I've built a spell check function for a sample of 1000 rows to ensure its efficiency, using the 'hunspell' package and the Australian English dictionary. The spell-checker ignores abbreviations. My actual data has close to 2 million lines, I therefore need to convert the 'for' loops into the 'apply' family functions.
I'm almost there I, but the last part isn't working.
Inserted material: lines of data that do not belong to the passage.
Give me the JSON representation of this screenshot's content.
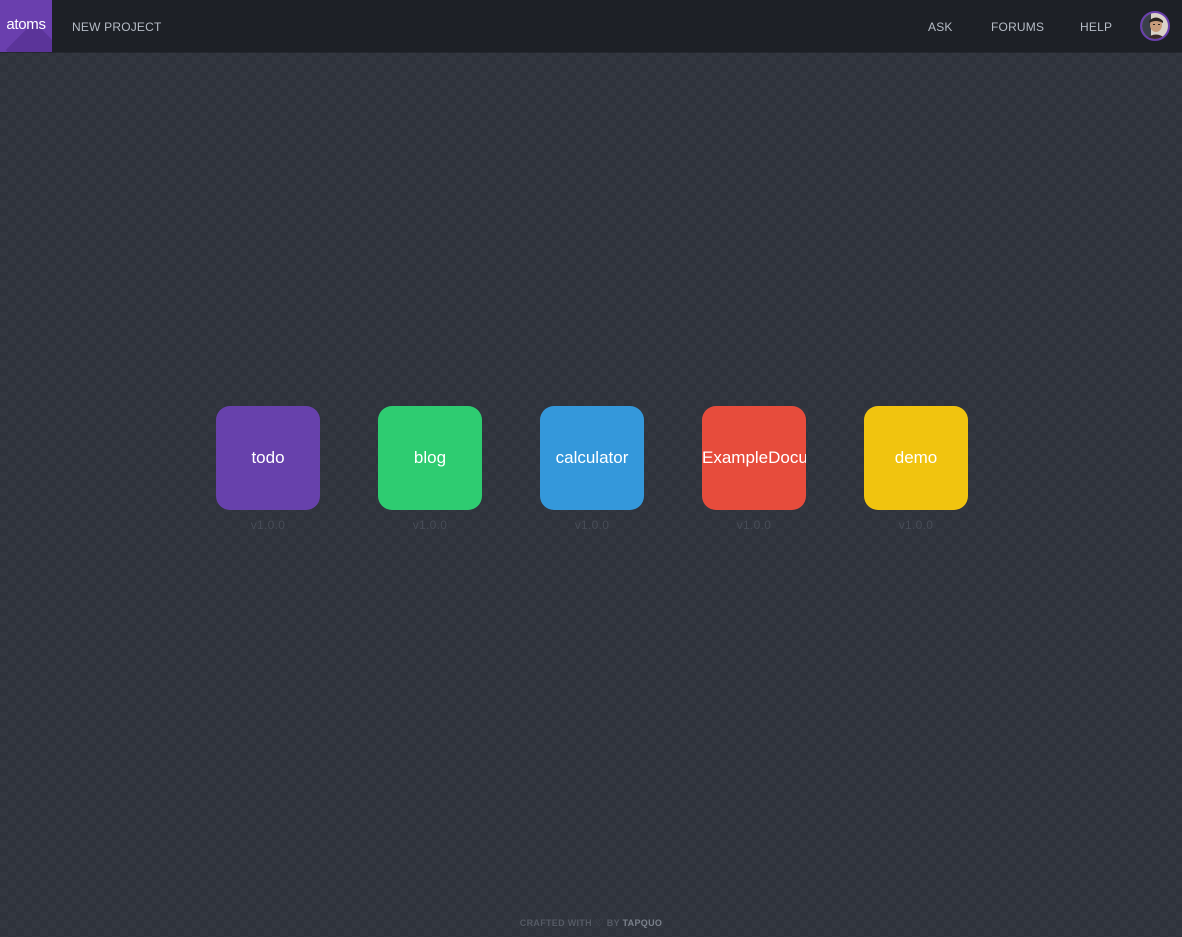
{
  "app": {
    "logo_text": "atoms"
  },
  "topbar": {
    "new_project": "NEW PROJECT",
    "ask": "ASK",
    "forums": "FORUMS",
    "help": "HELP"
  },
  "projects": [
    {
      "name": "todo",
      "version": "v1.0.0",
      "color": "#6741ac"
    },
    {
      "name": "blog",
      "version": "v1.0.0",
      "color": "#2ecc71"
    },
    {
      "name": "calculator",
      "version": "v1.0.0",
      "color": "#3498db"
    },
    {
      "name": "ExampleDocument",
      "version": "v1.0.0",
      "color": "#e74c3c"
    },
    {
      "name": "demo",
      "version": "v1.0.0",
      "color": "#f1c40f"
    }
  ],
  "footer": {
    "crafted": "CRAFTED WITH",
    "heart_icon": "heart-icon",
    "by": "BY",
    "brand": "TAPQUO"
  },
  "colors": {
    "accent": "#6a3fae",
    "background": "#2f333c",
    "topbar": "#1d2026"
  }
}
Below are the original for loop functions:
for(i in 1:nrow(data_words))
{
print(i)
string1 <- data_words$title[i]
string2 <- ""
for(j in 1:sapply(strsplit(string1, " "), length))
{
w <- word(string1, j)
# if word is not an abbreviation
if (!isAbbreviation(w))
{
# correct word
w <- correctText(w)
}
string2 <- paste0(string2, w, sep = " ")
# add word in new column 'spell_check'
data_words$spell_check[i] <- string2
}
}
isAbbreviation <- function(x)
{
abb = FALSE
# all capitalised letters
if(str_detect(x, "^[:upper:]+$"))
{
abb = TRUE
}
# dealing with abbs that end in an 's'
b = str_extract_all(x, "(\\b[A-Z]+\\b)|\\b[A-Z]+s+\\b")
list_empty = rlang::is_empty(unlist(b))
if(!list_empty)
{
abb = TRUE
}
return(abb)
}
correctText = function(x)
{
sapply(1:length(x), function(y)
{
# get misspelled words
bad_words = hunspell(x[y], dict = "en_AU")[[1]]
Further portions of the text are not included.